Кажется, только сейчас Майя полностью осознала, что этот симпатичный рыжий юноша — вовсе не юноша, а старик, который по возрасту годится ей даже не в отцы, а в дедушки. Он принял обличив молодого человека? Она была готова в это верить, хотя… В это верит, к сожалению, и заместитель ректора Курицын — или лжет, что верит, а все студенты, в том числе и Майя, знали, что Курицын — карьерист. Очень странно… и подозрительно, что он вдруг стал выкладываться в защиту непроверенного дела. Ведь с такой прямолинейностью не выступил больше никто ни из студентов, ни из преподавателей. В том числе и отец. Ну конечно, все это из-за Курицына. Никому неохота записываться в союзники к подонку. Никому?

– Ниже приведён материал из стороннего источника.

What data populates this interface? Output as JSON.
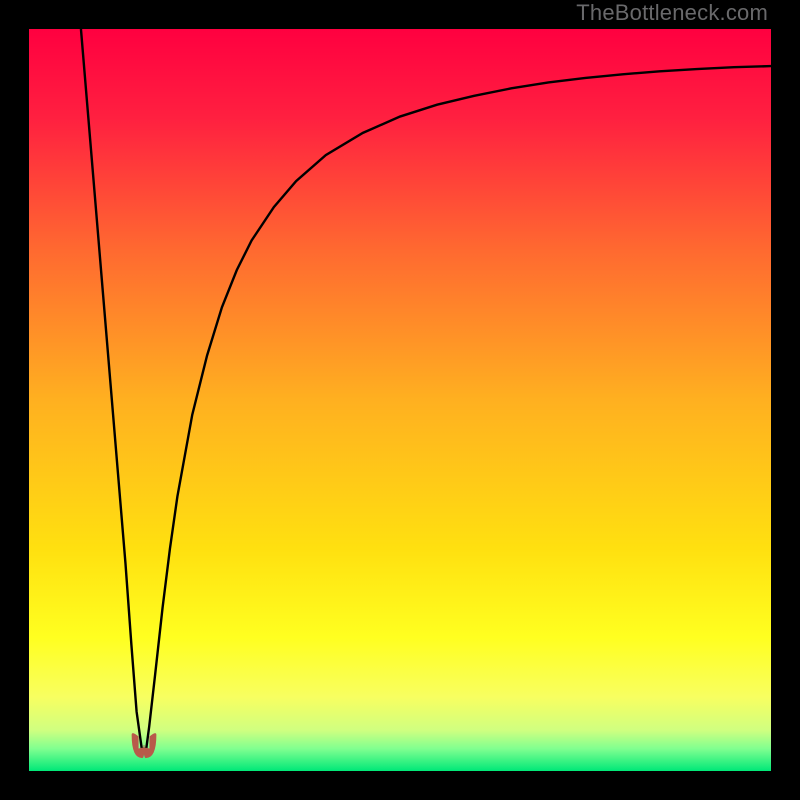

А вот как будто попросил слово Игорь Григорьевич. Да, он уже поднимается на кафедру! Под аплодисменты всех студентов и некоторых из преподавателей немолодой, с бородкой, профессор патологоанатом Кирсанов. Этот скажет!
В зале пронесся приветственный шумок, когда Кирсанов, лицом похожий на Тимирязева, взошел на кафедру, выпрямился во весь свой немалый рост и сказал без улыбки:
— Так в чем, собственно, дело? Нас уверяют, что ушедший на пенсию врач-ассистент Линевич, шестидесяти семи лет, — вот он.
Кирсанов сделал жест в сторону вставшего от волнения Линевича, и все в зале повернулись в его сторону.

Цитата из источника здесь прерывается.